Soldier leaves university to fight, heal others in Iraq

Alicia Brown

Alicia Brown

Part 1 of 4 in a series– A soldier shipping out- A soldier in Iraq- A soldier home from war- Support groups help

Nate Graff, a 19-year-old from Sioux Falls, has always wanted to go into the army.

Graff likes the band Incubus, watches football on Sunday afternoons and is debating about switching his major to political science.

But as a soldier in the Minnesota National Guard, Graff is going to Iraq. He left Sept. 20 for mobilization at Fort Dix, N.J.

Graff, who joined the army during his junior year at Sioux Falls Washington High School, is a combat medic with Company 151 Field Artillery Battalion. While he is in Iraq, he will be treating injuries ranging from headaches and rashes, to shrapnel wounds, bullet wounds and amputations.

Graff’s unit will be provide convoy security, riot control, SWAT-team like building searches, and protection for Iraqi politicians and visiting dignitaries.

“Medics are expected to do just as much fighting as healing,” Graff said.

Graff considered attending SDSU his freshman year after he graduated from high school. Instead he decided to major in nursing at USDSU in Sioux Falls during the 2003 fall semester.

“I wasn’t able to get in for housing at SDSU because the army was talking about sending us to train (for deployment) so I didn’t want to make any commitments,” he said.

When Graff’s parents, Tim and Joyce, first heard of their son’s impending deployment to Iraq, they were saddened.

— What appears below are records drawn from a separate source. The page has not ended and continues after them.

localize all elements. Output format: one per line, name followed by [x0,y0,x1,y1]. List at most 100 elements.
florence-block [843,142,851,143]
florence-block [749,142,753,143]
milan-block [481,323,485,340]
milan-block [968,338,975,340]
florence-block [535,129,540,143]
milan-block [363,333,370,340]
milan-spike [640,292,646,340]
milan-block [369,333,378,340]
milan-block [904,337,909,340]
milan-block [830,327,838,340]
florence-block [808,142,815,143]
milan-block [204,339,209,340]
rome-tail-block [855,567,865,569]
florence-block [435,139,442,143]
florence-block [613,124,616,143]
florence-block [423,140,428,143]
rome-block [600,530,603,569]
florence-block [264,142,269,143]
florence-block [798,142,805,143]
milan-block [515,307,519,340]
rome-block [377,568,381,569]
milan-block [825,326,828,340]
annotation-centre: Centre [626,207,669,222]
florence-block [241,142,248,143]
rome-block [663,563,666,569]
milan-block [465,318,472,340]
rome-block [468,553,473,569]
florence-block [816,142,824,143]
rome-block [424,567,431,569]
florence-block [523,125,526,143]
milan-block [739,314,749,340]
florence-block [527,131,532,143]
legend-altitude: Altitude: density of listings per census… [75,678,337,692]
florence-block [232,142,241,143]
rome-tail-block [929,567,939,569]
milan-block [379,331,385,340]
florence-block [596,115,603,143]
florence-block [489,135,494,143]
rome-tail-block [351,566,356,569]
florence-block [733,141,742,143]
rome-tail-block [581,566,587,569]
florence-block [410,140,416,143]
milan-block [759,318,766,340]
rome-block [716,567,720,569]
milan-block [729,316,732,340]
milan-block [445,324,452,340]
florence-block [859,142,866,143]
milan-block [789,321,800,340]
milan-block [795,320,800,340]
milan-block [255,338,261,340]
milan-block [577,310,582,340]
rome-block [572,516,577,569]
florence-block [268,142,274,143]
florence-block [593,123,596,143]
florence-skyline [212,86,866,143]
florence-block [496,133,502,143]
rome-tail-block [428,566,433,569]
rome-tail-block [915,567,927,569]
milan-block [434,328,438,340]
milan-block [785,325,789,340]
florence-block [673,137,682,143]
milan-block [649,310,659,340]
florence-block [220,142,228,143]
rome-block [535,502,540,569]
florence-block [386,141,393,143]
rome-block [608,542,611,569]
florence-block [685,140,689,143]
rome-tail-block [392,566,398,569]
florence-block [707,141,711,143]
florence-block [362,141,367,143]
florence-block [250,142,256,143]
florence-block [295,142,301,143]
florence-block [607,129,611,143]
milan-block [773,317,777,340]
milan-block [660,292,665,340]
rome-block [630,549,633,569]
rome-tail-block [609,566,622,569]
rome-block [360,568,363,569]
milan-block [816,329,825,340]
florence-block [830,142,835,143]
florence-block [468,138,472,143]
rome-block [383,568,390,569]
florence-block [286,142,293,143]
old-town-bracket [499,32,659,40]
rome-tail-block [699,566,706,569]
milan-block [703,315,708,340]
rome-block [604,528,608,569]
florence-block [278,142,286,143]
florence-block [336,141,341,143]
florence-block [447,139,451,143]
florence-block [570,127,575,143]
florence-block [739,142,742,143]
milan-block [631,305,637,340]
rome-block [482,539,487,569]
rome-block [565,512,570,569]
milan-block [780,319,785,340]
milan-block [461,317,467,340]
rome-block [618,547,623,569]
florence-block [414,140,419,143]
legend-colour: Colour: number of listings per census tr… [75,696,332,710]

“My first reaction was fear, and probably still is the foremost in my mind,” Joyce Graff said. “I have talked to soldiers returning from Iraq, and they have calmed some of my fears. Now, I think of the experiences he will have and how he will carry those for all time.”

A year ago, Graff began dating Allison Mielke, now a sophomore apparel merchandising major at SDSU. They met through mutual friends and had been dating only a few months when Graff received orders from the National Guard to report for training.

He was sent to San Antonio, Texas, for Advanced Individual Training (AIT) that lasted from February until June. Graff described AIT as a program of Warrior Ethos (Warrior Spirit), “to train every soldier as a soldier first, instead of a medic before a soldier, or administrator before a soldier.”

While at AIT, Graff kept in touch with Mielke through letters and daily cell phone convesations. Graff returned to South Dakota shortly after Mielke completed her first year at SDSU.

“My parents thought I might be deployed after 9/11. Allison thought after I got back from AIT. I always expected to get deployed since April 2002, when I signed up,” said Graff.

News of Graff’s deployment was difficult for Mielke to accept.

“I started crying and I couldn’t talk to him on the phone,” she said.

“I didn’t like it, but I was more calm than she was,”Graff said about his deployment news.

Communication overseas will be more challenging than it was to Texas during Graff’s time at AIT. The cell phone conversations will be less frequent, but the couple can also keep in touch through email.

Before leaving for Iraq, Graff will spend from one to three months at Fort Dix, N.J., and possibly up to one month in Kuwait.

Graff said our society will learn from the Iraq war.

“The only thing good that comes out of war is that a generation sees it and experiences it, so it knows it (war) is not something to be rushed into,” Graff said.

Graff expects to change as a result of his service in Iraq.

“When you look into somebody’s eyes that you don’t know and see that they want nothing more than for you to be dead or the first time I see a soldier whose wounds I can’t treat … I just think it’s hard not to change after seeing that,” Graff said.

Graff plans to continue his college education, possibly at SDSU, when he returns from Iraq.

Mielke will continue to support her soldier boyfriend as part of her academic routine at SDSU.